C’est à ce moment que mon père se lève et sort rapidement, Mario et moi sommes étonnés. Quand il revient il a à sa main le livret de famille, il le tend tout d’abord à Mario, il est ouvert, Mario regarde tour à tour mon père et moi, il sort et fait signe à mon père de le suivre. Je n’entends pas ce qu’ils se disent mais je sens que mon père est inquiet. Mario lui répond qu’il faut me dire la vérité, qu’il n’a aucune inquiétude à avoir je suis forte, je n’ai aucun problème, rien d’irréversible, mon cerveau fonctionne très bien, et il ajoute il est grand temps. Puis, ils reviennent tous les deux, mon père demande la présence de Mario, ce dernier hésite puis il me prend la main et me dit :

  • Votre père va vous révéler quelques choses qu’il ne vous a jamais dit, ne vous inquiétez pas, je pense que cela va vous aider à surmonter vos angoisses, possible que dans un premier temps vous allez lui en vouloir, mais sachez qu’il n’a pas ménagé son temps, il a passé pratiquement toutes ses nuits auprès de vous, puis vous savez les parents sont comme chacun d’entre nous, eux aussi peuvent se tromper. Mais avant qu’il vous confie son terrible secret, non qu’il soit pas beau mais juste que pour lui c’est difficile de vous le dire sans que votre maman soit là, je dois vous avouer quelques choses ;

Bêtement je souris, je sais ce qu’il va me dire, il m’aime, je l’ai compris, je me souviens de ce qu’il disait quand il pensait tous que j’étais entre la vie et la mort, aussi je me penche vers lui et avant qu’il ne me dise quoi que ce soit je lui dit :

  • Moi aussi je vous aime !

Il est tellement heureux mais ce qui m’impressionne davantage c’est qu’il se lève et dit :

  • j’avais raison, ma thèse je vais pouvoir la présenter, et personne ne doutera plus de moi. Moi aussi je vous aime Marion, je suis heureux que vous m’ayez entendu. « Bien sûr que je ne vais pas lui dire que je croyais que c’était à Rebecca qu’il disait cela. Mon père commence à s’impatienter aussi il me faut écouter ce qu’il a tant de difficultés à me dire. »
  • Marion quand tu es née tu avais deux mois d’avance, vous étiez deux, tu avais une jumelle, vous étiez si petites que nous nous préparions tous les jours à vous voir vous en allez. Puis vous avez réussis à vous en sortir, hélas ta sœur avait un problème cardiaque, tu étais plus grosse qu’elle, les médecins ont pensé qu’elle n’avait pas pu se développer normalement. Vers l’âge de quatre mois les médecins ont tenté une opération, nous étions avertis que les résultats de survie étaient très mauvais, mais c’était soit l’opération, soit la voir mourir en s’asphyxiant, nous avons privilégié l’opération. Si au début nous avons pensé que ta jumelle était sauvée, il nous a bien fallu nous rendre à l’évidence, elle dépérissait et petit à petit elle s’est éteinte.
  • Quand elle est morte c’était au mois de mai ?
  • Oui ! Je sais tu as eu ton accident en avril et quand tu as commencé à donner des signes de vie c’était le jour anniversaire de la mort de ta sœur.
  • Elle se nommait Rebecca ma sœur ?
  • Oui, Marion ta jumelle s’appelait Rebecca, comme la sœur de Mario, c’est sa cornée.

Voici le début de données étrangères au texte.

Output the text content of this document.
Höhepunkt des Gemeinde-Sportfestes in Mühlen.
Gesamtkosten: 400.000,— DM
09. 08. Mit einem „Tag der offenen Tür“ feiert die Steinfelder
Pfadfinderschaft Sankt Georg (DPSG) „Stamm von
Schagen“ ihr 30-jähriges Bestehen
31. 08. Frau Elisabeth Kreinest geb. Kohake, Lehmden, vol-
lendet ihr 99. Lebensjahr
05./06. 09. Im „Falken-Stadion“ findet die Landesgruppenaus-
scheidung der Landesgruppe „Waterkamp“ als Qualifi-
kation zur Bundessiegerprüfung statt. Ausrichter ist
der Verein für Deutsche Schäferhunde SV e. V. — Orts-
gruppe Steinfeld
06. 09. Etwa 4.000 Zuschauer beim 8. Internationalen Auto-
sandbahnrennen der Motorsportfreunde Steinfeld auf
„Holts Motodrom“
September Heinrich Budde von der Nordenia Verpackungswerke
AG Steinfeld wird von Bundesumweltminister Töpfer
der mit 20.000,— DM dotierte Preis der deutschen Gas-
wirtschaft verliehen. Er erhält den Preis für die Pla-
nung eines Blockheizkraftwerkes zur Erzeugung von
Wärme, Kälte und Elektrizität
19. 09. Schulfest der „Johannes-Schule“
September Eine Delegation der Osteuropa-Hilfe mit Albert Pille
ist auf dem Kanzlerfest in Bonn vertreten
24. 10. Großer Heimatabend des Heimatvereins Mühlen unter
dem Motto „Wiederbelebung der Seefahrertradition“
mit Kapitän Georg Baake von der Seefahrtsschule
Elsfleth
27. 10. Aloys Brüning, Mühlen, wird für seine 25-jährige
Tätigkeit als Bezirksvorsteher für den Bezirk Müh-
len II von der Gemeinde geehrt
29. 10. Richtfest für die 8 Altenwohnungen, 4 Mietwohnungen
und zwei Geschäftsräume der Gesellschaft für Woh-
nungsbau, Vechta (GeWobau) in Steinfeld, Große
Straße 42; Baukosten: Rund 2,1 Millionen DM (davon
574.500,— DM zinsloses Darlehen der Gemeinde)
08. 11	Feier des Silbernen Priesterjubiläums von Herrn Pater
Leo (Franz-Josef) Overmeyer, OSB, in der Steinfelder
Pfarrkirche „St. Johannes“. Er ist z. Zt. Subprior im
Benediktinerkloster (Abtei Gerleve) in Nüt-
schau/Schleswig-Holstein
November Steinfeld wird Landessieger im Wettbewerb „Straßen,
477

J’ai juste dit merci à mon père et aussi à Mario qui avait accepté de donner la cornée de sa sœur morte elle aussi tout comme Grâce dans un accident de voitures.

 

Depuis ces événements Mario a soutenu sa thèse devant d’imminents « pontes, mandarins et médecins, il est désormais médecin en Suisse. Bientôt j’irai vivre avec lui et je rencontrerais la jumelle de Rebecca, j’aurais l’impression de retrouver la mienne.